The percentage of middle school students in Baltimore City’s public schools who flunked a grade but overcame that deficiency in summer school has increased sharply in the last three years, since the district has partnered with a program that makes learning more fun, the Baltimore Sun reports.
“These were the kids during the school year who were causing mayhem, and we don’t play that here,” the paper quoted Damon Johnson, who runs the program at William C March Middle School, as saying. “We have kids who are parents, who have charges and have to come to school with the ankle bracelet monitors on, kids who are 18 in the eighth grade. But they’re here, and they’re learning.”
The program, known as the Building Educated Leaders for Life (BELL) summer program, seems like a regular summer school program: kids go to school on a schedule similar to a school day during the regular year. But what you might not see is that students are actually engaged in their classes, single-sex classrooms of no more than 22 students led by one teacher and one assistant.

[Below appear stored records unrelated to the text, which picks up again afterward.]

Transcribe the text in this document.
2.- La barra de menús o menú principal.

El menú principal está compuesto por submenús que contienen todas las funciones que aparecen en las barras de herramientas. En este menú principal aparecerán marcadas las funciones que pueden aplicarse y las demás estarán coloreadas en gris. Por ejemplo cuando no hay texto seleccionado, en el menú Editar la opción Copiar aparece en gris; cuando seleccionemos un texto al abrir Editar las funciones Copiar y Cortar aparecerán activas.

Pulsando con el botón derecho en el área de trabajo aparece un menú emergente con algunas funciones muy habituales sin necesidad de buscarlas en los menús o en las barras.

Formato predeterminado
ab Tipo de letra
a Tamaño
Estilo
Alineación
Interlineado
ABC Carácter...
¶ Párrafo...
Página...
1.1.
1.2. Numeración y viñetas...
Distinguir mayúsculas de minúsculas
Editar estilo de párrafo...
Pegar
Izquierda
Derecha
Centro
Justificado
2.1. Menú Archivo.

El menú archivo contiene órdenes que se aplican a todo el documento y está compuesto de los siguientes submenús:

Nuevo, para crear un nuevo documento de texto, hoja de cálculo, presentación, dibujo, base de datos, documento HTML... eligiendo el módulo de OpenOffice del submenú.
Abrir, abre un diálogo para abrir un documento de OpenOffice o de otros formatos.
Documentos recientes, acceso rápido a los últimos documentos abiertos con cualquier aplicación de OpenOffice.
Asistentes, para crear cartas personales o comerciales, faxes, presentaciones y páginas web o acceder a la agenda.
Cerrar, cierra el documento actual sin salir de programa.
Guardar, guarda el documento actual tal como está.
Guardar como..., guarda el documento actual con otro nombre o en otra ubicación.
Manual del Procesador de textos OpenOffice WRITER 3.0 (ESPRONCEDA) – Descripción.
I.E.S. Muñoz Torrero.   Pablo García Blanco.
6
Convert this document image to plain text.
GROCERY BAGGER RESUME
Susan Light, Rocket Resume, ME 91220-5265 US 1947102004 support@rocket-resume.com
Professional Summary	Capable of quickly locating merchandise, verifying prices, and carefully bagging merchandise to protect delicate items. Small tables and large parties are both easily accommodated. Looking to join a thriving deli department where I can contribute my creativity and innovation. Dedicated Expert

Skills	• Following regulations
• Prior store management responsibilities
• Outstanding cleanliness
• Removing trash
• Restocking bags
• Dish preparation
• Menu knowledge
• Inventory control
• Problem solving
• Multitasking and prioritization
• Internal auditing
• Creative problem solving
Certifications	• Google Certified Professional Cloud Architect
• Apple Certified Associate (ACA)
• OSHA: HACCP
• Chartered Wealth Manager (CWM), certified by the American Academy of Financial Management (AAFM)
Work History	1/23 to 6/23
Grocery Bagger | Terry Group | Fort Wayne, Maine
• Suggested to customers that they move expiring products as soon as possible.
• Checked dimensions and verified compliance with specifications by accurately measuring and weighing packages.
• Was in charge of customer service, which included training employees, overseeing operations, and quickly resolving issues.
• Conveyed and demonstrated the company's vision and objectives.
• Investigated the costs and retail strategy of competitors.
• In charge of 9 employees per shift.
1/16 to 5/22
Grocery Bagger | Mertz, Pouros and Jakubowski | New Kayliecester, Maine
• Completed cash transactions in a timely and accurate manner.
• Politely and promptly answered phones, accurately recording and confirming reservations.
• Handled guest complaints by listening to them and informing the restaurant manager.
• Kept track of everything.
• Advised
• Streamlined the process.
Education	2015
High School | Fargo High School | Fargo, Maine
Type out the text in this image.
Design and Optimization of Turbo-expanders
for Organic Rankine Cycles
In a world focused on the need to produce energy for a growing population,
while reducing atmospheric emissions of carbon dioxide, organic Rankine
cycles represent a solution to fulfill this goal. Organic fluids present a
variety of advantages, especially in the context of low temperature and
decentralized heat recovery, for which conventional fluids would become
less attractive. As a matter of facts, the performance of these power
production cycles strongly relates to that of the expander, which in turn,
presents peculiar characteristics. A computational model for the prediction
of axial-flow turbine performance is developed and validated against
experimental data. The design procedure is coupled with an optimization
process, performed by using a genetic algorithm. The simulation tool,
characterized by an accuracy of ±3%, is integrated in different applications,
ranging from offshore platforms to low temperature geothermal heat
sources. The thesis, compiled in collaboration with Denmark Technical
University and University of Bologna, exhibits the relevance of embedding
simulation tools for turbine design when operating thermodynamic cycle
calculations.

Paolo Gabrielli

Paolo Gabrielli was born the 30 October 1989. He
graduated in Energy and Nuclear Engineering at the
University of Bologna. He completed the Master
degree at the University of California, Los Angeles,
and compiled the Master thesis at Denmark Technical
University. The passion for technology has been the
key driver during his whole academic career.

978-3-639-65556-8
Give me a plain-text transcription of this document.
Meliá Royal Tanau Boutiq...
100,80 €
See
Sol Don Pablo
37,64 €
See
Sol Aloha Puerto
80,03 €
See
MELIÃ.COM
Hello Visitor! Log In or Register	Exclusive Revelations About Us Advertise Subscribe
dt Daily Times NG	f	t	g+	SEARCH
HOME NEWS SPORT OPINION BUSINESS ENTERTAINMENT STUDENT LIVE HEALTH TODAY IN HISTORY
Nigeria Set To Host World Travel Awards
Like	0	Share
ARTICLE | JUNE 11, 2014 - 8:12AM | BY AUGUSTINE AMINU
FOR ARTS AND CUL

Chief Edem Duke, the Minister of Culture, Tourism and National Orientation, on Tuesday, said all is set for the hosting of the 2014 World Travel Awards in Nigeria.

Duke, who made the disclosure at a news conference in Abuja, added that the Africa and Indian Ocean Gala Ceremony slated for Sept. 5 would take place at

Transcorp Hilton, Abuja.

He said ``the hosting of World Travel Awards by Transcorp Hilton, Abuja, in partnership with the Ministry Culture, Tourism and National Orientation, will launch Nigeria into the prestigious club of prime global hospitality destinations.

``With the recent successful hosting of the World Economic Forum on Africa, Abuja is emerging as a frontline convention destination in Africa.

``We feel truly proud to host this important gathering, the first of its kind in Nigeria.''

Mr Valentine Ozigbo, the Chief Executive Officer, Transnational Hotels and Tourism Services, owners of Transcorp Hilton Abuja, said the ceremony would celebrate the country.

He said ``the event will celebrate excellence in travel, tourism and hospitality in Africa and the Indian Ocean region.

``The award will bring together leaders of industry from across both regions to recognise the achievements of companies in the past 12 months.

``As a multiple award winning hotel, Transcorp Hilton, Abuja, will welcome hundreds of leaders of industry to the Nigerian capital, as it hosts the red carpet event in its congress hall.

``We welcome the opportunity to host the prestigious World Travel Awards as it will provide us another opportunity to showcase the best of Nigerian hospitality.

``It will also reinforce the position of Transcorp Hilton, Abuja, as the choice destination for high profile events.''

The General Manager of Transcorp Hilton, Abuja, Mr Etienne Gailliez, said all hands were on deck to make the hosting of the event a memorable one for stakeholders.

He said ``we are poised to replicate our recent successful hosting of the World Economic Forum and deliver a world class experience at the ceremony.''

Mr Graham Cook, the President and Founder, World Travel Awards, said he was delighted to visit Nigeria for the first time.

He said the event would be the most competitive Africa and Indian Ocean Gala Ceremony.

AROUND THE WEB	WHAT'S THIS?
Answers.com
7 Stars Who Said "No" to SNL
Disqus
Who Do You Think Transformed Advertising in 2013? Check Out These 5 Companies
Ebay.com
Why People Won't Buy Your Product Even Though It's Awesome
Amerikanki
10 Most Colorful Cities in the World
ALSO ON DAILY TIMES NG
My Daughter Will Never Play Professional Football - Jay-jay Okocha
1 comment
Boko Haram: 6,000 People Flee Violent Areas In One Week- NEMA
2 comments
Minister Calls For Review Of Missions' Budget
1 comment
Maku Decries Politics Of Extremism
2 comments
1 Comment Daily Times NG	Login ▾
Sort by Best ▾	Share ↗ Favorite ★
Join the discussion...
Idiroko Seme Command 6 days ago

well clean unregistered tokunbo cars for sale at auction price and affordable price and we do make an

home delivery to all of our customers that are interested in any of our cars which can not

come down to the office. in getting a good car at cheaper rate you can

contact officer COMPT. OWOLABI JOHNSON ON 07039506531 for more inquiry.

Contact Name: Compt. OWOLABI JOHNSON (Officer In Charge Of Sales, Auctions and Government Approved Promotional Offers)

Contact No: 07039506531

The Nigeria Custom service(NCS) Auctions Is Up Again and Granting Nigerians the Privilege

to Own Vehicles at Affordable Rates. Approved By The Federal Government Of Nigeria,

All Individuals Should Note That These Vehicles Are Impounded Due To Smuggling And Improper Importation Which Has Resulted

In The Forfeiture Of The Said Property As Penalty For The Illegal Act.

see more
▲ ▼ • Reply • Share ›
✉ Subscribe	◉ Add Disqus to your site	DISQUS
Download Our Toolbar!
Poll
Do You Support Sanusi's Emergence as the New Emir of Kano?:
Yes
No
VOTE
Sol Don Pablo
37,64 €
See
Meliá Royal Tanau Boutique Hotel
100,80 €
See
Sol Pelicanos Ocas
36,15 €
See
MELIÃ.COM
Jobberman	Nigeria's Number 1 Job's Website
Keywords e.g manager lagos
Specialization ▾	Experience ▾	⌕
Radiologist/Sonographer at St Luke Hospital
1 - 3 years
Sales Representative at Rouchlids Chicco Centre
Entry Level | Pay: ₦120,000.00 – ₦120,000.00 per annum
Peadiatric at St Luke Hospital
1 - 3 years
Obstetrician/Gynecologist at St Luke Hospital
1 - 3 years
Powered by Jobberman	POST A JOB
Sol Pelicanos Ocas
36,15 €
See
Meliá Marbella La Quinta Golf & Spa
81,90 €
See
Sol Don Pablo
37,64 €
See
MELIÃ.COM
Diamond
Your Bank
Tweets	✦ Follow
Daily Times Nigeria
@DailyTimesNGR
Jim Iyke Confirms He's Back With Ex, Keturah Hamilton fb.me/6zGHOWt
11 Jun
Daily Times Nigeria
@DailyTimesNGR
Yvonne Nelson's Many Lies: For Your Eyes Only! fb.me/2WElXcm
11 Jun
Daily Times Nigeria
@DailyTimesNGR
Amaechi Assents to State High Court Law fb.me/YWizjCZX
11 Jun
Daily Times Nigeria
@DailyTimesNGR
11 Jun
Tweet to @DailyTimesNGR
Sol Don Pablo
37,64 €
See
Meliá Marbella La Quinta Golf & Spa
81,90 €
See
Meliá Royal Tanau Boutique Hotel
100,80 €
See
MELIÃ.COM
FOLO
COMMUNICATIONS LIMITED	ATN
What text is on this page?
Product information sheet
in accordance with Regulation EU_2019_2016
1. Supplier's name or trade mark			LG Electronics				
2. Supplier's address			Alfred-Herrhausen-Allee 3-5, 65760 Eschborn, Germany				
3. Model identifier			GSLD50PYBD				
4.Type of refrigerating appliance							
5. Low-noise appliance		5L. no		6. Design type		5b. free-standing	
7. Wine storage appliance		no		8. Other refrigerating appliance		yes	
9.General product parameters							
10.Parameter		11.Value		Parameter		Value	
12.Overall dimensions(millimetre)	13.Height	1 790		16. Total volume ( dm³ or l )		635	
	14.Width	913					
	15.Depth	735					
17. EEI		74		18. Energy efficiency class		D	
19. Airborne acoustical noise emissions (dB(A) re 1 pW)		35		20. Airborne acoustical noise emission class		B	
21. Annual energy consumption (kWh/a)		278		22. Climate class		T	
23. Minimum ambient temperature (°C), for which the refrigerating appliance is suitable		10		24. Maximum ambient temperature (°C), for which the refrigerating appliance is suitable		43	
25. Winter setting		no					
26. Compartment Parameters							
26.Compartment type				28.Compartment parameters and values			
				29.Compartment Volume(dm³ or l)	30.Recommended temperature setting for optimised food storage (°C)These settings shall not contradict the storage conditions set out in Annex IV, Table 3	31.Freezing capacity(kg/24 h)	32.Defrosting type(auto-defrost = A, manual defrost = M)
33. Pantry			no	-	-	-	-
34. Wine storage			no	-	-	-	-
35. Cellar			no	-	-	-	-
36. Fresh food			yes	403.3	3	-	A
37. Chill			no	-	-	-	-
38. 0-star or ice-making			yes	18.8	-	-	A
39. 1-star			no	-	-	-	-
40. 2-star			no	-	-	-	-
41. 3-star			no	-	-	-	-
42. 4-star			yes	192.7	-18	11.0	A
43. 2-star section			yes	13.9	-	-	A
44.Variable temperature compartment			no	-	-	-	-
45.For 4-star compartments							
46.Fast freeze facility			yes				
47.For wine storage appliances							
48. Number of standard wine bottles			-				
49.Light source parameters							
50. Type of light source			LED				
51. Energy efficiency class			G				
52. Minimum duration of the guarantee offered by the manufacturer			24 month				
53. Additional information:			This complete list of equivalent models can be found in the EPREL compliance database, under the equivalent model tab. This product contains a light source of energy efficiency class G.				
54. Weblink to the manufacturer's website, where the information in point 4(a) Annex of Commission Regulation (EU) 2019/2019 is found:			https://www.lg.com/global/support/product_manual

This summer, nearly 500 students enrolled in the program. Yesterday was their last day. “It doesn’t even feel like summer school,” the Sun quoted one eighth grader as saying. “It’s just a different experience. You think you’re just going to do work all day because you’re dumb, you’ve failed. But we actually get to talk to our teachers about what we’re doing, and it’s fun. It feels like home school.”
School officials expect good results, and since the program has established itself at two middle schools in 2010, they have seen some promising gains in student performance over the summer.

The BELL program, based on comments, provides students with more individualized instruction than they get in Baltimore’s schools during the school year. Some success can be attributed to just the lower class sizes, but the program also gives students a dose of higher standards. They’re expected to succeed because teachers set higher expectations and goals.
“A lot of them start by saying, ‘I can’t do this because I’m stupid,'” the Sun quoted one literacy instructor as saying. “Once they see a little level of success, they’re willing to try a little bit more. For the post-assessment, I ask if they want me to read to them, and they say, ‘I got it.’ They build so much confidence.”
For kids who were held back in a grade, that extra confidence can be meaningful, as it helps them feel better about learning. So they learn more.
“Sometimes the work at school was tricky, and the teachers just gave it to us and didn’t tell us how to do it,” one eighth grader told the Sun. “At BELL, they make it fun to do the work, and they help us out if we need it.”